L’abondante correspondance du musicien laisse parfois apparaître, à la fin de sa vie, les doutes qui aliment la réflexion du compositeur sur ses techniques de composition : « Pour une mesure à peu près libre, il y en a vingt qui étouffent sous le poids d’une sourde tradition, dont malgré mes efforts, je reconnais tout de même l’influence hypocrite et lâche. Remarquez qu’il importe peu que cette tradition m’appartienne en propre… c’est tout aussi décevant, car c’est se retrouver sous des masques divers. » (Claude Debussy, 2005, p. 1472-1473). Debussy semble concevoir la composition comme une tentative de réinvention radicale de la musique à chaque œuvre. À ses yeux, cette tentative est vouée à l’échec, tant les formules musicales préfabriquées, qui proviennent de ses œuvres ou de celles d’autres compositeurs, encombrent ses habitudes de composition. Cette représentation de l’acte créateur typiquement romantique élimine des discours de compositeur toute manifestation de l’imitation de modèles. La spécificité de l’étude de la transformation des modèles de composition dans la musique du XIXe siècle et du début du XXe siècle repose sur le camouflage des modèles, bien plus souvent cachés que revendiqués. C’est sur ces présupposés théoriques et biographiques que l’on peut examiner à nouveaux frais le processus de réélaboration des opérateurs de la modernité dans les œuvres de la fin de la vie de Debussy.

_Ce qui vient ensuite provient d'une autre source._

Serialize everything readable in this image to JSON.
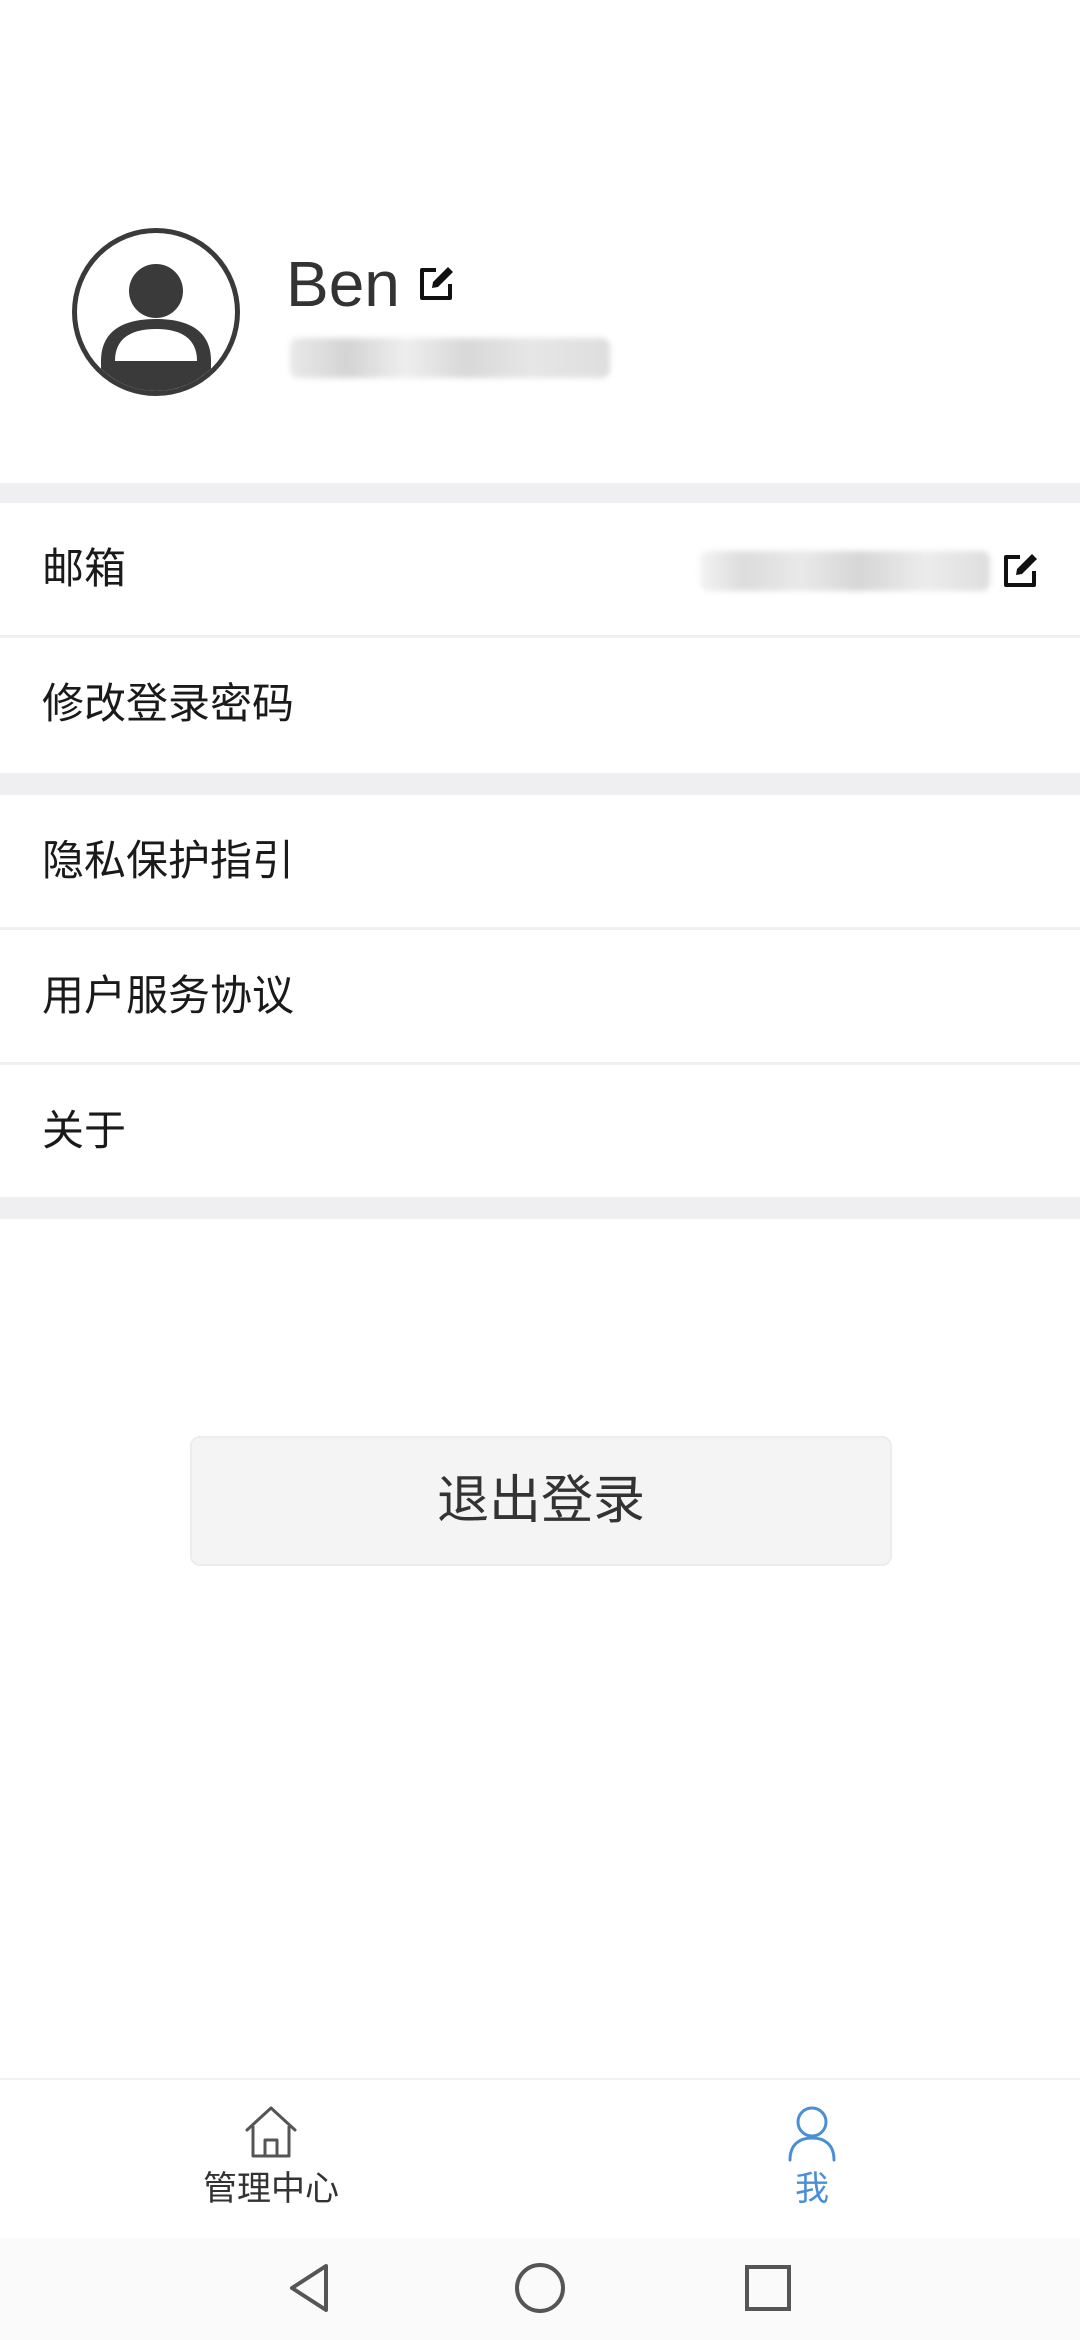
{
  "profile": {
    "username": "Ben",
    "avatar_icon": "user-avatar-icon",
    "edit_icon": "edit-icon"
  },
  "account_section": {
    "email_label": "邮箱",
    "change_password_label": "修改登录密码"
  },
  "info_section": {
    "privacy_label": "隐私保护指引",
    "agreement_label": "用户服务协议",
    "about_label": "关于"
  },
  "logout_label": "退出登录",
  "tabbar": {
    "tabs": [
      {
        "label": "管理中心",
        "icon": "home-icon",
        "active": false
      },
      {
        "label": "我",
        "icon": "user-icon",
        "active": true
      }
    ],
    "active_color": "#4a8fd6",
    "inactive_color": "#333333"
  },
  "system_nav": {
    "back_icon": "back-triangle-icon",
    "home_icon": "home-circle-icon",
    "recent_icon": "recent-square-icon"
  }
}
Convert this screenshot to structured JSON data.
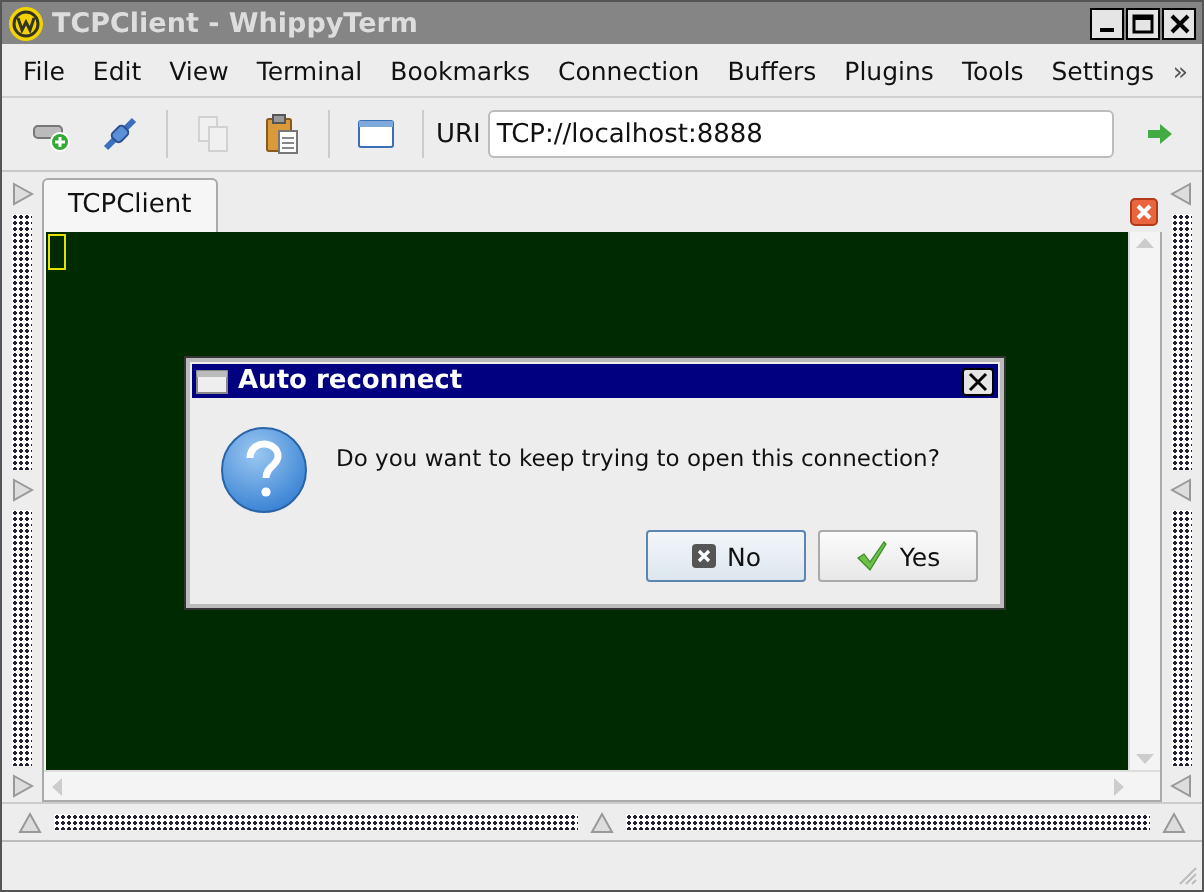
{
  "window": {
    "title": "TCPClient - WhippyTerm"
  },
  "menu": {
    "items": [
      {
        "label": "File"
      },
      {
        "label": "Edit"
      },
      {
        "label": "View"
      },
      {
        "label": "Terminal"
      },
      {
        "label": "Bookmarks"
      },
      {
        "label": "Connection"
      },
      {
        "label": "Buffers"
      },
      {
        "label": "Plugins"
      },
      {
        "label": "Tools"
      },
      {
        "label": "Settings"
      }
    ],
    "overflow": "»"
  },
  "toolbar": {
    "buttons": [
      {
        "kind": "new",
        "disabled": false
      },
      {
        "kind": "connect",
        "disabled": false
      },
      {
        "kind": "sep"
      },
      {
        "kind": "copy",
        "disabled": true
      },
      {
        "kind": "paste",
        "disabled": false
      },
      {
        "kind": "sep"
      },
      {
        "kind": "window",
        "disabled": false
      },
      {
        "kind": "sep"
      }
    ],
    "uri_label": "URI",
    "uri": "TCP://localhost:8888"
  },
  "tabs": [
    {
      "label": "TCPClient",
      "selected": true
    }
  ],
  "dialog": {
    "title": "Auto reconnect",
    "message": "Do you want to keep trying to open this connection?",
    "buttons": [
      {
        "label": "No",
        "kind": "no",
        "default": true
      },
      {
        "label": "Yes",
        "kind": "yes",
        "default": false
      }
    ]
  }
}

Dans l’exemple que nous souhaiterions aborder, la « Sérénade » de la Sonate pour violoncelle et piano de Debussy, on ne peut faire l’économie de l’étude des figures musicales référant au champ extra-musical, sans passer à côté des techniques mises en jeu dans la réinvention de la musique et de ses codes modernes. L’analyse des esquisses de la Sonate pour violoncelle et piano conservées à Winterthur permet de mettre en lumière des transformations de modèles de composition (phrase classique, schémas harmoniques, etc.). Cependant, l’univers poétique dont s’entoure la musique de Debussy n’est pas un vague supplément d’âme, mais un élément essentiel à la compréhension du processus de composition. En effet, l’élaboration de nouveaux codes harmoniques, rythmiques, mélodiques, formels et instrumentaux va de pair avec l’invention de figures qui circulent dans l’œuvre debussyste : ainsi le processus de composition du deuxième mouvement de la Sonate pour violoncelle et piano ne peut être séparé des figures que l’on trouve dans la Boîte à joujoux, les Études pour piano, En blanc et noir, mais aussi le deuxième mouvement de la Sonate pour violon et piano. Loin du malentendu de « Pierrot fâché avec la lune », il s’agit alors, dans la perspective d’une investigation tant génétique qu’esthétique, de décrire des réseaux de figures musicales associées à un sens extra-musical, qui participent à la réinvention des codes de la modernité propres aux œuvres de la fin de la vie du compositeur.